The Maven-specific chain began with the prototype IDIQ in 2024 and then a ceiling raise the following year. The increase was driven by what defense officials called growing demand from combatant commands using MSS to command and control dynamic operations in their theaters. The work initially covered five U.S. combatant commands. By the time the program-of-record memo arrived, the Maven contract had been expanded to cover new units and additional capacity.
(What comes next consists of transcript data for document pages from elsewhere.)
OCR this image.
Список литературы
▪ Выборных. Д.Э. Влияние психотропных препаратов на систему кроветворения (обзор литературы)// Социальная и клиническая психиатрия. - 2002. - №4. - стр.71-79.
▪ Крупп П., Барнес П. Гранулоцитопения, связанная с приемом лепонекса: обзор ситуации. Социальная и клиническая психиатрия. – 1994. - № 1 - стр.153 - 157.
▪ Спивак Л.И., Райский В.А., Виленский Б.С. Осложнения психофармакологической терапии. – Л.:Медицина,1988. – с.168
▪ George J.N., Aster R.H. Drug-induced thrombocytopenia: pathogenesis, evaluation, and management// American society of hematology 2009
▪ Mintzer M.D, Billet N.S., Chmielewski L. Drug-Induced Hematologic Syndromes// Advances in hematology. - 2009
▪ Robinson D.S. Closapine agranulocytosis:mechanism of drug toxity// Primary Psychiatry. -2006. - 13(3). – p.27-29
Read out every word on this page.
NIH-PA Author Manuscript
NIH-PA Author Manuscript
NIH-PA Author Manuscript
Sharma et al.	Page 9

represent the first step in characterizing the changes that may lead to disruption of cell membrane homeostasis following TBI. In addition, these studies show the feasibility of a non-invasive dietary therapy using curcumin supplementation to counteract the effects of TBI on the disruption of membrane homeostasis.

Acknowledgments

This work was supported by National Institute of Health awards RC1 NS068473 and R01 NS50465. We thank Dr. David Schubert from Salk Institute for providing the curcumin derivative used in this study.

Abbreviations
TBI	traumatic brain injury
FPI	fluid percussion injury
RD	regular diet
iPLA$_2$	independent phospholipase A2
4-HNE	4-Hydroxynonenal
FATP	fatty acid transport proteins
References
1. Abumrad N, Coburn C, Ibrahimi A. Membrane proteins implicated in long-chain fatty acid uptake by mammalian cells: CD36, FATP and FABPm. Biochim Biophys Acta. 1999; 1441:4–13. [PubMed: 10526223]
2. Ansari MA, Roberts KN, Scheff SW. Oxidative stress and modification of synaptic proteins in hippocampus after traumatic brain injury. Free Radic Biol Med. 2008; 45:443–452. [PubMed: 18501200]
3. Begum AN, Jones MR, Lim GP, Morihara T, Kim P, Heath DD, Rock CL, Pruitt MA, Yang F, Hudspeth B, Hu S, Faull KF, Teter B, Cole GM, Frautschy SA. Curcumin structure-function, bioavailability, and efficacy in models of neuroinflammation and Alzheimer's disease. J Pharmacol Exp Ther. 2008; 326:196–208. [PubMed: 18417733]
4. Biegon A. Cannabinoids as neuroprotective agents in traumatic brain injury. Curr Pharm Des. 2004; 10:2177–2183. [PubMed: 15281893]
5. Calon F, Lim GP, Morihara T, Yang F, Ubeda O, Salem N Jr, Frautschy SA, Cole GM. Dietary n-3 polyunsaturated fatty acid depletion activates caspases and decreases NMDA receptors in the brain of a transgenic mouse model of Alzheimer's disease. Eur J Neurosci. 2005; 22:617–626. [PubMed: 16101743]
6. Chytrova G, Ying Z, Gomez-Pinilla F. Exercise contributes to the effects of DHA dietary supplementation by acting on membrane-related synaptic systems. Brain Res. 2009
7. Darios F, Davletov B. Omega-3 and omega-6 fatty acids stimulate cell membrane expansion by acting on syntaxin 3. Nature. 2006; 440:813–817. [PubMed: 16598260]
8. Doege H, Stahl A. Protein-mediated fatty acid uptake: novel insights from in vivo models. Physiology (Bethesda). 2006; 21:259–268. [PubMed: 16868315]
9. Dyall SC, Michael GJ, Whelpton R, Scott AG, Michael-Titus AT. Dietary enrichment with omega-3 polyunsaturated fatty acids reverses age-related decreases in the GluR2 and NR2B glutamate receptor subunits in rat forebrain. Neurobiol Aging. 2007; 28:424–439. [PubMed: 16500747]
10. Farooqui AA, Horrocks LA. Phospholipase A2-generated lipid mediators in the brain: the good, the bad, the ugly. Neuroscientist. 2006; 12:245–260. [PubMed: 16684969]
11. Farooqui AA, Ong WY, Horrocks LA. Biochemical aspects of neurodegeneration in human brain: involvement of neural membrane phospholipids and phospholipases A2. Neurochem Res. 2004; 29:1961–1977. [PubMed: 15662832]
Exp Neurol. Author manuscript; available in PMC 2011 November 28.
Beyond the Army, Palantir signed a multiyear contract with U.S. Special Operations Command in 2023 to deliver technology solutions supporting enterprise capabilities, a deal reported at the time as worth up to $463 million. In 2025, the company signed a deal with NATO for Maven Smart System NATO, a version of the technology supporting the transatlantic alliance’s Allied Command Operations strategic command. Both deals sit outside the new Army enterprise agreement.
The capstone sits on top. On July 31, 2025, the Army announced a 10-year enterprise agreement with Palantir worth up to $10 billion, consolidating 75 contracts (15 prime contracts and 60 related contracts) into a single vehicle. The Army and other Defense Department agencies have the option to purchase Palantir’s commercial products during the contract’s performance period, with volume-based discounts and pass-through fees stripped out. The ceiling is the maximum potential value of the contract, not any specific obligation, and the Army has said it is not committed to spending the full amount. The arrangement centralizes the Army’s software buying in a single negotiation.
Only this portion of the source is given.